Missão inclui cobertura de conferência internacional para o fim dos combustíveis fósseis e roda de debate sobre comunicação, cultura e clima

A equipe da Floresta Ativista marcou presença na 1ª Conferência Internacional sobre a Transição para Além dos Combustíveis Fósseis, realizada entre os dias 24 e 29 de abril, em Santa Marta. Durante o encontro, além de realizar a cobertura do evento, a rede NINJA e Clímax construíram uma programação paralela ao lado da ClimaInfo e TINTA (The Invisible Thread), com o “Mapa das Palavras: Como narrar a Transição Energética Justa?”, uma roda de conversa que discutiu formas de engajar a sociedade no debate sobre transição energética e combater a desinformação climática.
Em resposta às inquietações surgidas durante a 30ª Conferência das Nações Unidas sobre Mudanças Climáticas (COP30), que não apresentou metas claras para a redução da dependência de petróleo, gás e carvão, representantes de 56 países do Norte e do Sul Global se reúnem em Santa Marta, no Caribe colombiano em busca de construir caminhos concretos para a transição energética e o fim gradual dos combustíveis fósseis, articulando soluções globais diante da urgência climática.
O time da Floresta Ativista, representado pela editora da Mídia NINJA, Raíssa Galvão, embarcou para a Colômbia com duas missões centrais. A primeira é realizar uma cobertura para o Clímax que vá além das lógicas comerciais, trazendo para o centro do debate as vozes das comunidades diretamente afetadas pelo uso de combustíveis fósseis, além de destacar povos e iniciativas que já constroem soluções concretas para enfrentar a crise climática.
Para Raíssa Galvão, a missão em Santa Marta representa um momento estratégico de atuação da Floresta Ativista. “A missão Clímax Santa Marta é uma oportunidade que temos de acompanhar a primeira conferência de transição energética justa, onde vão acontecer vários debates, uma Cúpula dos Povos e uma conferência de alto nível.
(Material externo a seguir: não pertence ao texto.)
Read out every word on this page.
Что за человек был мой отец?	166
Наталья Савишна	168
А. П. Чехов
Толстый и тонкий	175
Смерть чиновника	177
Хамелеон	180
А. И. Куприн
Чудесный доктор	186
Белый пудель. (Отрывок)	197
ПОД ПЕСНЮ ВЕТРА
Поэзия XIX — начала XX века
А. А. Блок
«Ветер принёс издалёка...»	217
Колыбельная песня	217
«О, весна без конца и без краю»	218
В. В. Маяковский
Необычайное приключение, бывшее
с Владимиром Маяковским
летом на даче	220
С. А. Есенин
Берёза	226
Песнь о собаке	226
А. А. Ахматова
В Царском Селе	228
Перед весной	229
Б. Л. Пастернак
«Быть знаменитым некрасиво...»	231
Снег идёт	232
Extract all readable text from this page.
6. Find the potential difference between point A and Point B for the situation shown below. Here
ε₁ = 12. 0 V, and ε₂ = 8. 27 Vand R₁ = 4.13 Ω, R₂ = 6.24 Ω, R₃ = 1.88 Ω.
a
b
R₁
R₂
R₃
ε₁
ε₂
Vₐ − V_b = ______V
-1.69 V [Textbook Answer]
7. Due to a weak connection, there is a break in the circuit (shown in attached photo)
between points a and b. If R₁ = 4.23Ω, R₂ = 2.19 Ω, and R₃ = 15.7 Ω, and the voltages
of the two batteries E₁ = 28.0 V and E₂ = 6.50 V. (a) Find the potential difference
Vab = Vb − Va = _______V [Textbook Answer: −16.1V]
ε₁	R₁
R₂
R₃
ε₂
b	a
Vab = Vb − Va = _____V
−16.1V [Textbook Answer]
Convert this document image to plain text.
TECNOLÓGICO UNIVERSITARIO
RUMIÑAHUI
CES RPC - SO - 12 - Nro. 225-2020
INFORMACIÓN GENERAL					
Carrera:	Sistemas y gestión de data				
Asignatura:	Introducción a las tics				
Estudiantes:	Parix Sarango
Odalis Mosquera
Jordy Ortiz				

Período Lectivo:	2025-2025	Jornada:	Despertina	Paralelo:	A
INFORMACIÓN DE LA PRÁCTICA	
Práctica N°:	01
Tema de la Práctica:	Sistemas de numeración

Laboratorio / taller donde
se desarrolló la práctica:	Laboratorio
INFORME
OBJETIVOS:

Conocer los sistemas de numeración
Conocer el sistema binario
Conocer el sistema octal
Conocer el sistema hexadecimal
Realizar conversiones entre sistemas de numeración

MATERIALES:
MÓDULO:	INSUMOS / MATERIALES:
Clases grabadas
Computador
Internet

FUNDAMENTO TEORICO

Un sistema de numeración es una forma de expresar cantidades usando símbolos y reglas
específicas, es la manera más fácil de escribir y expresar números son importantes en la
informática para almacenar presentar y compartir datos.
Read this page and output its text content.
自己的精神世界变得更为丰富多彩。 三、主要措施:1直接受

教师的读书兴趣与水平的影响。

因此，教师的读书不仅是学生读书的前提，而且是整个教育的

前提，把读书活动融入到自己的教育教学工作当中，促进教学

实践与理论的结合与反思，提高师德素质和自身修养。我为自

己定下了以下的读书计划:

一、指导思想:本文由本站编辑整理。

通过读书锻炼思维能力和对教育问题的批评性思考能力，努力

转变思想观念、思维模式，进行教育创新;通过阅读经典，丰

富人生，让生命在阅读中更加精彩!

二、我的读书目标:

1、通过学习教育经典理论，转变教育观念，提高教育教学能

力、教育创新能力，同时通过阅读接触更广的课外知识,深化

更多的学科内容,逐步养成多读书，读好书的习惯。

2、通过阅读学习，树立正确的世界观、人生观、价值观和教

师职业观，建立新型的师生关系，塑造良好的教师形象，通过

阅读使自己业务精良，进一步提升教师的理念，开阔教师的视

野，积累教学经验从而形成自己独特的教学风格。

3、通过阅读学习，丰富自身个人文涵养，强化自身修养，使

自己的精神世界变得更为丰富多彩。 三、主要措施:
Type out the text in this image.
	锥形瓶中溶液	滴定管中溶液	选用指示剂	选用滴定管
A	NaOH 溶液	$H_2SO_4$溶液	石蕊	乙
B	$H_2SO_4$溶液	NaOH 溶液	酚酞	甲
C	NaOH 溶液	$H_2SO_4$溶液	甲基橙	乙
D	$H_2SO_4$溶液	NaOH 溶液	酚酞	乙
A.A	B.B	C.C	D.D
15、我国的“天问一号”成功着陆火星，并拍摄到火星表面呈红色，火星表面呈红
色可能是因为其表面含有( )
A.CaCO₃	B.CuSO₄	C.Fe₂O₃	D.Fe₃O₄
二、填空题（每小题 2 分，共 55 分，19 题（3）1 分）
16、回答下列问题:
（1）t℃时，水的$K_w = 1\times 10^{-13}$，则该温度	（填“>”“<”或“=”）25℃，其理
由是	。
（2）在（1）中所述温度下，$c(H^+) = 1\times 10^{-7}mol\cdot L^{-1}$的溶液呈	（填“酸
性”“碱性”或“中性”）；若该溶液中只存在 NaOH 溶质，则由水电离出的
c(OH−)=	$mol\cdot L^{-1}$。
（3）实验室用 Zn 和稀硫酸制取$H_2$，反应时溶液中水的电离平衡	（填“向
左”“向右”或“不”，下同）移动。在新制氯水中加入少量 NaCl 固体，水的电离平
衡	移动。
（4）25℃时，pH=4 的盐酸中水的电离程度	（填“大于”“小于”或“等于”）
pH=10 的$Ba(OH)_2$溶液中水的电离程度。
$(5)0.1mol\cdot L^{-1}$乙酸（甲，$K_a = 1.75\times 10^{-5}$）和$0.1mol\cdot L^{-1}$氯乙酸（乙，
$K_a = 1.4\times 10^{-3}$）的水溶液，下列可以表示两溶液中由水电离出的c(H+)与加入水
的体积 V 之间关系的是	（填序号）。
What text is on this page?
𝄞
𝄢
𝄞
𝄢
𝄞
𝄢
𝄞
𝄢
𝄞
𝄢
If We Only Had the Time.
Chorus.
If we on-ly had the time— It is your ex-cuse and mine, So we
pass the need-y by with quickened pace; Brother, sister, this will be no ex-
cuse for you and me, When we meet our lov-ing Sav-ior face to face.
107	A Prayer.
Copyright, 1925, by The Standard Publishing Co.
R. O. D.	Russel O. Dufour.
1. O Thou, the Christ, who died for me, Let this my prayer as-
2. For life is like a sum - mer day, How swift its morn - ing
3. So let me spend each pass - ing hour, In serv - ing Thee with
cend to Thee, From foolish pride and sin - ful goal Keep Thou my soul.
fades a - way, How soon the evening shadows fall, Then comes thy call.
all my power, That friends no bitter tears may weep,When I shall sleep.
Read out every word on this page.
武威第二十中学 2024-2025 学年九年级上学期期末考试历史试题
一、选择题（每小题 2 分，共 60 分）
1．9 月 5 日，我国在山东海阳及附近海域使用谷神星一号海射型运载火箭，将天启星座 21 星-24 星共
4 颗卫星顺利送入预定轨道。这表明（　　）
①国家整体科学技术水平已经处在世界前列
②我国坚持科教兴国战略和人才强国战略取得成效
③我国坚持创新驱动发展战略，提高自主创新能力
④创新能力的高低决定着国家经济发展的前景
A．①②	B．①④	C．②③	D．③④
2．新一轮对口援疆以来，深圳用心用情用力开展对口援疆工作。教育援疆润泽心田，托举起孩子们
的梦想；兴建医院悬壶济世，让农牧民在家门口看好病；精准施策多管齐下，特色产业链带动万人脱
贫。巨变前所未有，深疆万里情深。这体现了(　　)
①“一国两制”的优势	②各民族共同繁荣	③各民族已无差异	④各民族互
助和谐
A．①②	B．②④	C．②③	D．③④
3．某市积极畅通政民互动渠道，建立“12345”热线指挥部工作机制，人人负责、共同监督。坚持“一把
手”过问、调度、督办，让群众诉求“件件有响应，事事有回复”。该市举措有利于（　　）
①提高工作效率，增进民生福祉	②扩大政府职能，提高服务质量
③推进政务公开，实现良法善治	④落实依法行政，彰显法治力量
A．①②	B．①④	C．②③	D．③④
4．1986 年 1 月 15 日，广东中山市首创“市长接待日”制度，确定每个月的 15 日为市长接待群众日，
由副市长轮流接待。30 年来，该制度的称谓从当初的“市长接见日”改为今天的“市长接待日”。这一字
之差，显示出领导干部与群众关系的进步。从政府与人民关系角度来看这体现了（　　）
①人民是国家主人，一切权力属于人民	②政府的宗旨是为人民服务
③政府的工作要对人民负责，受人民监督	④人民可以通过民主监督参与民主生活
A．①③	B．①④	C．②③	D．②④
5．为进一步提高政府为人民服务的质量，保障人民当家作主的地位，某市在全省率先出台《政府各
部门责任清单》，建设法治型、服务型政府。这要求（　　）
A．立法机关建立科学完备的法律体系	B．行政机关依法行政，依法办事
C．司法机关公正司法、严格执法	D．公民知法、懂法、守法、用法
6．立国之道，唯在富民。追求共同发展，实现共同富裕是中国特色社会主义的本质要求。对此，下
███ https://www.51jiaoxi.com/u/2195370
Nossa equipe vai estar lá compartilhando tudo pelo @climax.now e narrando o evento para a Floresta Ativista”, afirma.
A conferência está estruturada em três pilares centrais: superar a dependência econômica dos combustíveis fósseis; transformar a oferta e a demanda de energia; e avançar a cooperação internacional e a diplomacia climática. A proposta busca romper com a lógica colonialista e extrativista que marcou ciclos econômicos anteriores, apontando para caminhos mais justos e sustentáveis, dando protagonismo e espaço de fala aos povos tradicionais, comunidades indígenas e populações diretamente afetadas, em busca de construir soluções reais para a crise climática.
Para transformar essas ambições em realidade, o encontro conta com uma programação diversa, que inclui oficinas, debates, trocas e vivências coletivas. Integrar essa agenda é a segunda missão do time da Floresta Ativista, representado pela Mídia NINJA e pelo Clímax Now, que se une à TINTA (The Invisible Thread) e ao ClimaInfo para realizar a roda de conversa “Mapa de las Palabras: cómo narrar la transición energética”. O encontro propõe um debate sobre desinformação climática e as narrativas em torno dos combustíveis fósseis, pensando caminhos, construindo ações em rede e trazendo propostas para o jornalismo e a comunicação climática na região.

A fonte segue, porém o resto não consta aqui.